As some of us still ponder the results of the presidential election of 2016, and view the approach of the 2020 election with trepidation, there is no more timely film than Amanda McBaine and Jesse Moss’ trenchant cinéma verité documentary, BOYS STATE. It paints a cautionary tale of the systemic failings of our society, and what we as a country have taught the next generation of leaders and voters. At once hopeful and fatalistic, it holds up a mirror to our culture to show us what is best and what is worst about politics as usual. And why politics as usual is inherently toxic, as noted in a quote from George Washington from 1796 at the beginning of the film, a quote in which he predicts the downfall of democracy if political parties become entrenched.

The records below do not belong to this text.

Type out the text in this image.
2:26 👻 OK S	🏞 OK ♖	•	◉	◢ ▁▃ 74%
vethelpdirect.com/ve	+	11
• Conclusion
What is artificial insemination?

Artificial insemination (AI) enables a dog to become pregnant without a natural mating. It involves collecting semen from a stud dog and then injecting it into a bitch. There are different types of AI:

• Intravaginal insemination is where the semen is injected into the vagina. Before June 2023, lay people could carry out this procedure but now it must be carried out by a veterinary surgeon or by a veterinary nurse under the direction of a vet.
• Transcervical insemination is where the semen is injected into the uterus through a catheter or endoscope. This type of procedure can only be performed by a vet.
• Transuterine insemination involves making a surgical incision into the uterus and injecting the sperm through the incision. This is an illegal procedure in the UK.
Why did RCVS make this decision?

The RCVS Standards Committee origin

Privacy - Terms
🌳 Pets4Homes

The action takes place at Texas Boys State in 2018, sponsored by the politically conservative American Legion. Over the course of one week, it takes 1200 17- and 18-year-old boys, randomly divides them into two different parties with no fixed ideology, and then lets them go about creating party platforms, proposing state legislation, and running for various state-wide offices. The goal is to teach them about government, but in an illuminating irony, the most hotly contested race is the one with no actual political power. That would be for governor. The two young men followed by the film who decide to run for one party’s nomination, Steven Garza, son of immigrants and the soul of quiet sincerity, and Robert Macdougal, the textbook definition of camera-ready glib charisma, provide a perfect distillation of the moral divide of running for office. The contrast between Steven’s earnest desire to earn support and create consensus and Robert’s embrace of bro-speak and expedient rhetoric are all too familiar. What is meant to be a learning experience for them provides a stark lesson for the audience as pro-choice Robert candidly, and unselfconsciously, avers that he now understands why politicians lie to get elected, as he does by taking a publicly anti-abortion stance. Watching Steven deliver his reasoned, heart-felt speech following one in which Robert plays to the receptive crowd’s toxic masculinity (declaring them disciplined but dangerous) is soul crushing. Watching Steven get a standing ovation afterwards is overwhelmingly healing.
What is most eye-opening, though, are the two subjects who are drawn to the power behind the election process, rather than the ceremonial office. There’s Rene Otero, the Chicago transplant of color with grave reservations about taking part at all, and Ben Feinstein, the double-amputee, political junkie, and Reagan fan-boy, who soon realize that the real power is as party chairman. Both have natural poise and self-assuredness beyond their years, but with diametrically opposing views about how to win an election, which comes down to René’s goal of high-road reconciliation, not antagonism, to achieve concensus, while Ben’s has him gleefully talking about a shock-and-awe campaign that is concerned about nothing except winning. In his use of media, he is the heir apparent to Lee Atwater and Karl Rove.
The issues, once the delegates get past discussing secession and an infrastructure to defend the Earth from invading extraterrestrials, take on a depressingly familiar ring. Abortion, immigration, and gun control. The preliminary rounds of debate include all three, including one candidate advocating castration for rapists rather than abortion for his victim. By the end, the hot-button issue is gun control. The reactionary faction on one side spewing conservative catch-phrases about the liberal agenda plotting to disarm the public, and Steven on the other, starting his speech on the subject by saying that he doesn’t think civilians should own high-grade military weapons.
McBaine and Moss have created a compelling piece of storytelling, acutely edited to capture not just the words, but also the essence of both the participants and the process. It finds in this purely ceremonial exercise a stark portrait of a deeply divided country at a crossroads, and in its protagonists’ struggles, a charged journey full of suspense, disappointment, and joy. Rarely have I been as invested in an outcome as I was in this mock governor’s race, and rarely have I had as emotional a reaction to that outcome.
BOYS STATE starts with a counselor asking some of the participants about 1984 and then explaining that the real threat isn’t the withholding of information as in Orwell’s dystopian vision of the future, but rather that of Aldous Huxley’s BRAVE NEW WORLD, in which the passivity of being catered to by technology breeds apathy and the illusion of freedom. There is no better preparation for what is to follow, and no more dire warning.